Every franchise and territory is different, so there are many things that are difficult to say universally. But there are certain characteristics most franchisors look for in a good franchisee.
Positive franchisor/franchisee relationships are key, so if you can get these attributes nailed, you’re well on the way to a successful business partnership.
A good business team doesn’t necessarily mean a stereotypically ‘salesy’ character, nor particular experiences or skill sets. But there are some common features a franchisor will always look for when recruiting a franchisee.
Some of the expected aptitudes that help someone fit - and succeed - within the franchisor/ franchisee relationship are:
Being upfront and clear
Significant levels of trust and confidence is in place from both sides with a franchise partnership. Therefore, if there are any signs of dishonesty, the relationship is going to be impacted.
In my experience, dishonesty within a franchise on either side is the biggest root cause of disputes in franchise agreements. If you’re upfront, straightforward and honest with your franchisor, this will serve you well as a franchisee - and vice versa.
Embracing the brand in its entirety
One of the main things a franchisor is looking for is a franchisee who’s willing to follow the operations manual.
There’s no doubt that positive innovation and new ideas should be welcomed and encouraged by most franchisors. However, bear in mind that this will need to be balanced, as franchisors want franchisees who are happy to follow their business model, not those who are looking to create their own. If you’re not interested in following the proven business model, franchising probably isn’t for you.
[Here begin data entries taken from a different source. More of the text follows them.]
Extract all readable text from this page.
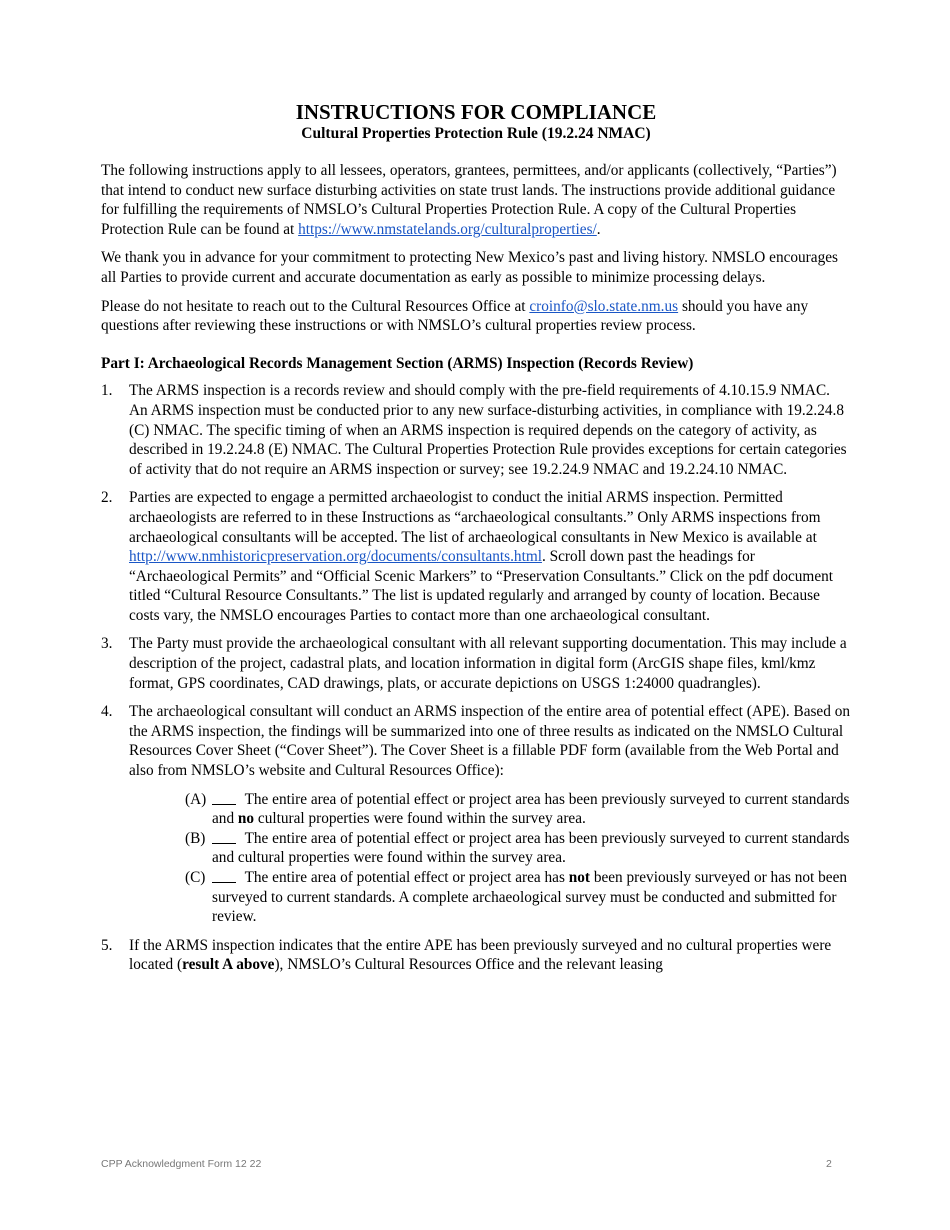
INSTRUCTIONS FOR COMPLIANCE
Cultural Properties Protection Rule (19.2.24 NMAC)

The following instructions apply to all lessees, operators, grantees, permittees, and/or applicants (collectively, “Parties”) that intend to conduct new surface disturbing activities on state trust lands. The instructions provide additional guidance for fulfilling the requirements of NMSLO’s Cultural Properties Protection Rule. A copy of the Cultural Properties Protection Rule can be found at https://www.nmstatelands.org/culturalproperties/.

We thank you in advance for your commitment to protecting New Mexico’s past and living history. NMSLO encourages all Parties to provide current and accurate documentation as early as possible to minimize processing delays.

Please do not hesitate to reach out to the Cultural Resources Office at croinfo@slo.state.nm.us should you have any questions after reviewing these instructions or with NMSLO’s cultural properties review process.

Part I: Archaeological Records Management Section (ARMS) Inspection (Records Review)
1. The ARMS inspection is a records review and should comply with the pre-field requirements of 4.10.15.9 NMAC. An ARMS inspection must be conducted prior to any new surface-disturbing activities, in compliance with 19.2.24.8 (C) NMAC. The specific timing of when an ARMS inspection is required depends on the category of activity, as described in 19.2.24.8 (E) NMAC. The Cultural Properties Protection Rule provides exceptions for certain categories of activity that do not require an ARMS inspection or survey; see 19.2.24.9 NMAC and 19.2.24.10 NMAC.
2. Parties are expected to engage a permitted archaeologist to conduct the initial ARMS inspection. Permitted archaeologists are referred to in these Instructions as “archaeological consultants.” Only ARMS inspections from archaeological consultants will be accepted. The list of archaeological consultants in New Mexico is available at
http://www.nmhistoricpreservation.org/documents/consultants.html. Scroll down past the headings for “Archaeological Permits” and “Official Scenic Markers” to “Preservation Consultants.” Click on the pdf document titled “Cultural Resource Consultants.” The list is updated regularly and arranged by county of location. Because costs vary, the NMSLO encourages Parties to contact more than one archaeological consultant.
3. The Party must provide the archaeological consultant with all relevant supporting documentation. This may include a description of the project, cadastral plats, and location information in digital form (ArcGIS shape files, kml/kmz format, GPS coordinates, CAD drawings, plats, or accurate depictions on USGS 1:24000 quadrangles).
4. The archaeological consultant will conduct an ARMS inspection of the entire area of potential effect (APE). Based on the ARMS inspection, the findings will be summarized into one of three results as indicated on the NMSLO Cultural Resources Cover Sheet (“Cover Sheet”). The Cover Sheet is a fillable PDF form (available from the Web Portal and also from NMSLO’s website and Cultural Resources Office):
(A)	The entire area of potential effect or project area has been previously surveyed to current standards and no cultural properties were found within the survey area.
(B)	The entire area of potential effect or project area has been previously surveyed to current standards and cultural properties were found within the survey area.
(C)	The entire area of potential effect or project area has not been previously surveyed or has not been surveyed to current standards. A complete archaeological survey must be conducted and submitted for review.
5. If the ARMS inspection indicates that the entire APE has been previously surveyed and no cultural properties were located (result A above), NMSLO’s Cultural Resources Office and the relevant leasing
CPP Acknowledgment Form 12 22	2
Franchisors need their franchisees to be compliant with their system and to be great advocates for it. Ensuring brand protection is key, so understand and believe in the company vision and values and make sure they’re clear in everything you do.
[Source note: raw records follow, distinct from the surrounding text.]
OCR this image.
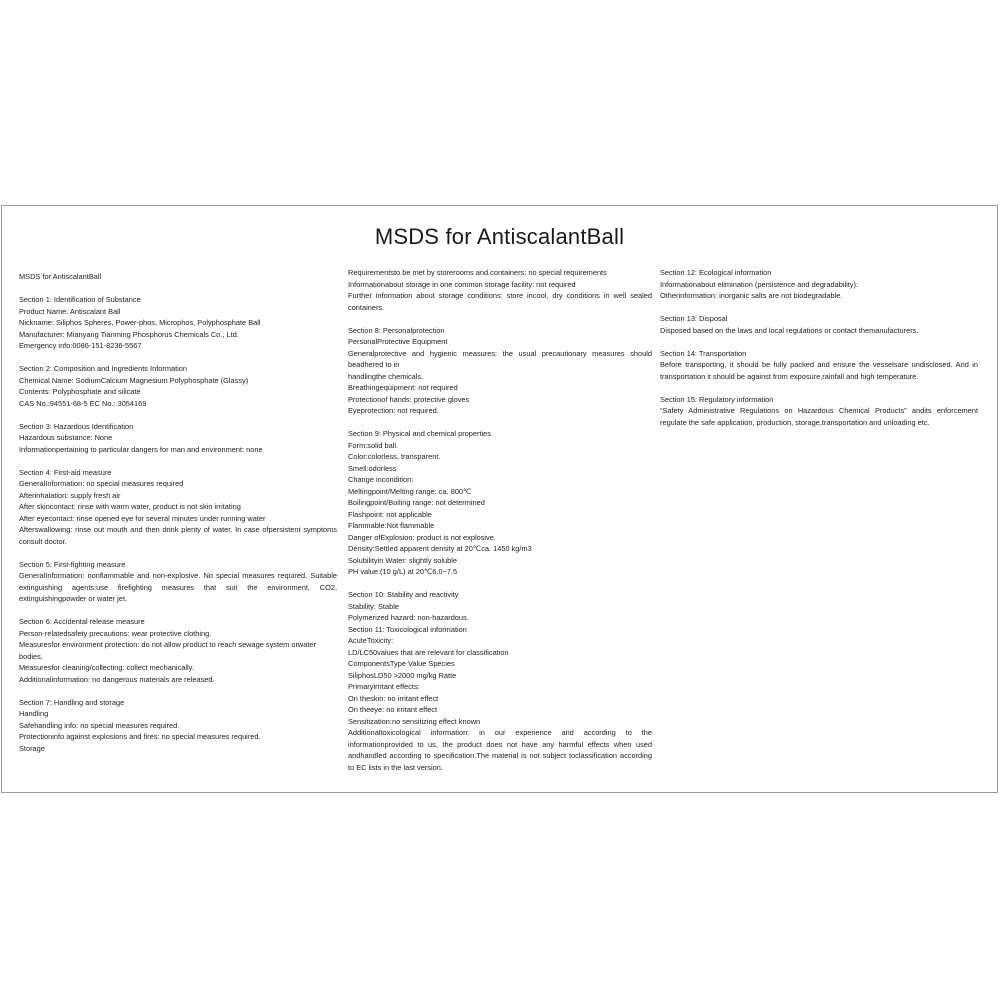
MSDS for AntiscalantBall

MSDS for AntiscalantBall

Section 1: Identification of Substance

Product Name: Antiscalant Ball

Nickname: Siliphos Spheres, Power-phos, Microphos, Polyphosphate Ball

Manufacturer: Mianyang Tianming Phosphorus Chemicals Co., Ltd.

Emergency info:0086-151-8236-5567

Section 2: Composition and Ingredients Information

Chemical Name: SodiumCalcium Magnesium Polyphosphate (Glassy)

Contents: Polyphosphate and silicate

CAS No.:94551-68-5 EC No.: 3054169

Section 3: Hazardous Identification

Hazardous substance: None

Informationpertaining to particular dangers for man and environment: none

Section 4: First-aid measure

GeneralInformation: no special measures required

Afterinhalation: supply fresh air

After skincontact: rinse with warm water, product is not skin irritating

After eyecontact: rinse opened eye for several minutes under running water

Afterswallowing: rinse out mouth and then drink plenty of water. In case ofpersistent symptoms consult doctor.

Section 5: First-fighting measure

GeneralInformation: nonflammable and non-explosive. No special measures required. Suitable extinguishing agents:use firefighting measures that suit the environment, CO2, extinguishingpowder or water jet.

Section 6: Accidental release measure

Person-relatedsafety precautions: wear protective clothing.

Measuresfor environment protection: do not allow product to reach sewage system orwater bodies.

Measuresfor cleaning/collecting: collect mechanically.

Additionalinformation: no dangerous materials are released.

Section 7: Handling and storage

Handling

Safehandling info: no special measures required.

Protectioninfo against explosions and fires: no special measures required.

Storage

Requirementsto be met by storerooms and containers: no special requirements

Informationabout storage in one common storage facility: not required

Further information about storage conditions: store incool, dry conditions in well sealed containers.

Section 8: Personalprotection

PersonalProtective Equipment

Generalprotective and hygienic measures: the usual precautionary measures should beadhered to in

handlingthe chemicals.

Breathingequipment: not required

Protectionof hands: protective gloves

Eyeprotection: not required.

Section 9: Physical and chemical properties

Form:solid ball.

Color:colorless, transparent.

Smell:odorless

Change incondition:

Meltingpoint/Melting range: ca. 800℃

Boilingpoint/Boiling range: not determined

Flashpoint: not applicable

Flammable:Not flammable

Danger ofExplosion: product is not explosive.

Density:Settled apparent density at 20℃ca. 1450 kg/m3

Solubilityin Water: slightly soluble

PH value:(10 g/L) at 20℃6.0~7.5

Section 10: Stability and reactivity

Stability: Stable

Polymerized hazard: non-hazardous.

Section 11: Toxicological information

AcuteToxicity:

LD/LC50values that are relevant for classification

ComponentsType Value Species

SiliphosLD50 >2000 mg/kg Ratte

Primaryirritant effects:

On theskin: no irritant effect

On theeye: no irritant effect

Sensitization:no sensitizing effect known

Additionaltoxicological information: in our experience and according to the informationprovided to us, the product does not have any harmful effects when used andhandled according to specification.The material is not subject toclassification according to EC lists in the last version.

Section 12: Ecological information

Informationabout elimination (persistence and degradability):

Otherinformation: inorganic salts are not biodegradable.

Section 13: Disposal

Disposed based on the laws and local regulations or contact themanufacturers.

Section 14: Transportation

Before transporting, it should be fully packed and ensure the vesselsare undisclosed. And in transportation it should be against from exposure,rainfall and high temperature.

Section 15: Regulatory information

“Safety Administrative Regulations on Hazardous Chemical Products” andits enforcement regulate the safe application, production, storage,transportation and unloading etc.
Remember, you are in a network and what you do can affect the brand for other franchisees and clients.
Toeing the line
Linking with compliance above, avoid making radical changes to your business.
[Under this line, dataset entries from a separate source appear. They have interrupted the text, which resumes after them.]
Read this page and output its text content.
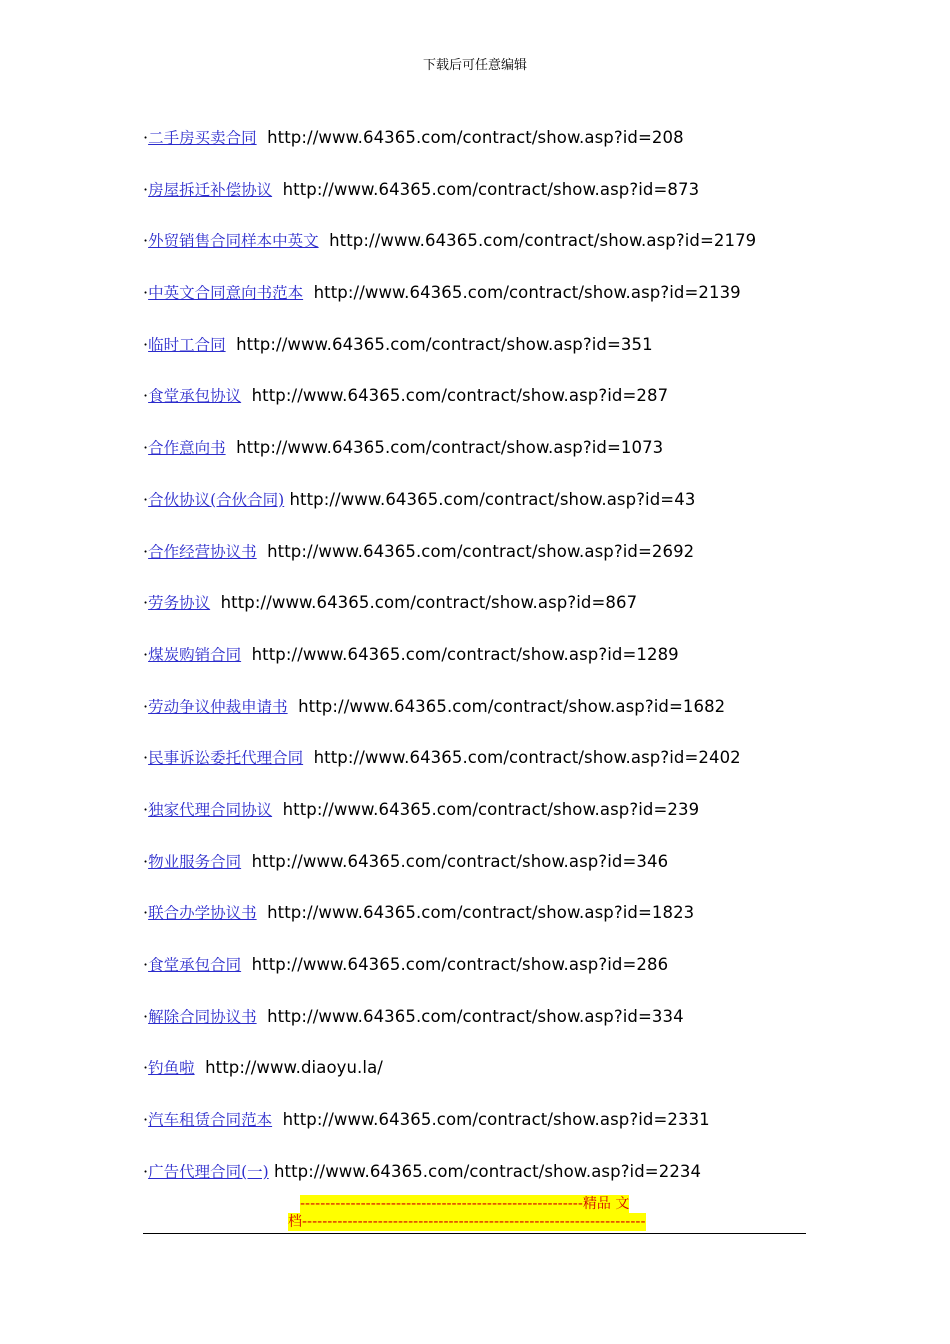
下载后可任意编辑
·二手房买卖合同 http://www.64365.com/contract/show.asp?id=208
·房屋拆迁补偿协议 http://www.64365.com/contract/show.asp?id=873
·外贸销售合同样本中英文 http://www.64365.com/contract/show.asp?id=2179
·中英文合同意向书范本 http://www.64365.com/contract/show.asp?id=2139
·临时工合同 http://www.64365.com/contract/show.asp?id=351
·食堂承包协议 http://www.64365.com/contract/show.asp?id=287
·合作意向书 http://www.64365.com/contract/show.asp?id=1073
·合伙协议(合伙合同) http://www.64365.com/contract/show.asp?id=43
·合作经营协议书 http://www.64365.com/contract/show.asp?id=2692
·劳务协议 http://www.64365.com/contract/show.asp?id=867
·煤炭购销合同 http://www.64365.com/contract/show.asp?id=1289
·劳动争议仲裁申请书 http://www.64365.com/contract/show.asp?id=1682
·民事诉讼委托代理合同 http://www.64365.com/contract/show.asp?id=2402
·独家代理合同协议 http://www.64365.com/contract/show.asp?id=239
·物业服务合同 http://www.64365.com/contract/show.asp?id=346
·联合办学协议书 http://www.64365.com/contract/show.asp?id=1823
·食堂承包合同 http://www.64365.com/contract/show.asp?id=286
·解除合同协议书 http://www.64365.com/contract/show.asp?id=334
·钓鱼啦 http://www.diaoyu.la/
·汽车租赁合同范本 http://www.64365.com/contract/show.asp?id=2331
·广告代理合同(一) http://www.64365.com/contract/show.asp?id=2234
--------------------------------------------------------精品 文
档--------------------------------------------------------------------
Strategic and any major changes should come from the franchisor, which has developed its business and been proven to be successful in the past. The franchisor has a responsibility to engage with the network and get feedback on its future direction. However, the franchisor has trusted you with its business model and name and most would ask that you don’t take risks with it.
Working positively and taking action
Nobody ever said business was easy. Just because you have an operations manual doesn’t mean you have the answer to everything or that things will magically happen around you.
The manual and head office should support and guide you, but the main factor affecting your franchise’s success is you. Use the systems in place and support available, but also make sure you motivate yourself, be proactive and take action.
Have a positive outlook, be a team player and be enthusiastic.
Polishing your people skills
Business revolves around people. It doesn’t matter whether your franchise is business to business, business to consumer or anything else, all interactions are human to human. Therefore, people skills are vital for all interactions.
People build relationships with people, not businesses, so polish your communication skills and interact as positively as possible. Key stakeholders inside and outside the franchise, such as staff, suppliers and customers, need to be dealt with in an appropriate way. You don’t have to be a social guru, but you need to be able to communicate effectively in a variety of situations.
These simple aptitudes are desirable in most franchisees. They don’t necessarily fit with the stereotypical view of entrepreneurship, particularly the ‘wheeler dealer’ characters, but they’re key elements most franchisors are looking for.
If a franchisor understands its business and network well, it shouldn’t be rocket science to know if someone is right for the franchise or not.
I don’t know a single franchisor who selects their franchisees based on a CV and a list of skills. Many recruit mainly based on who the person is and whether they would be a good fit for the network.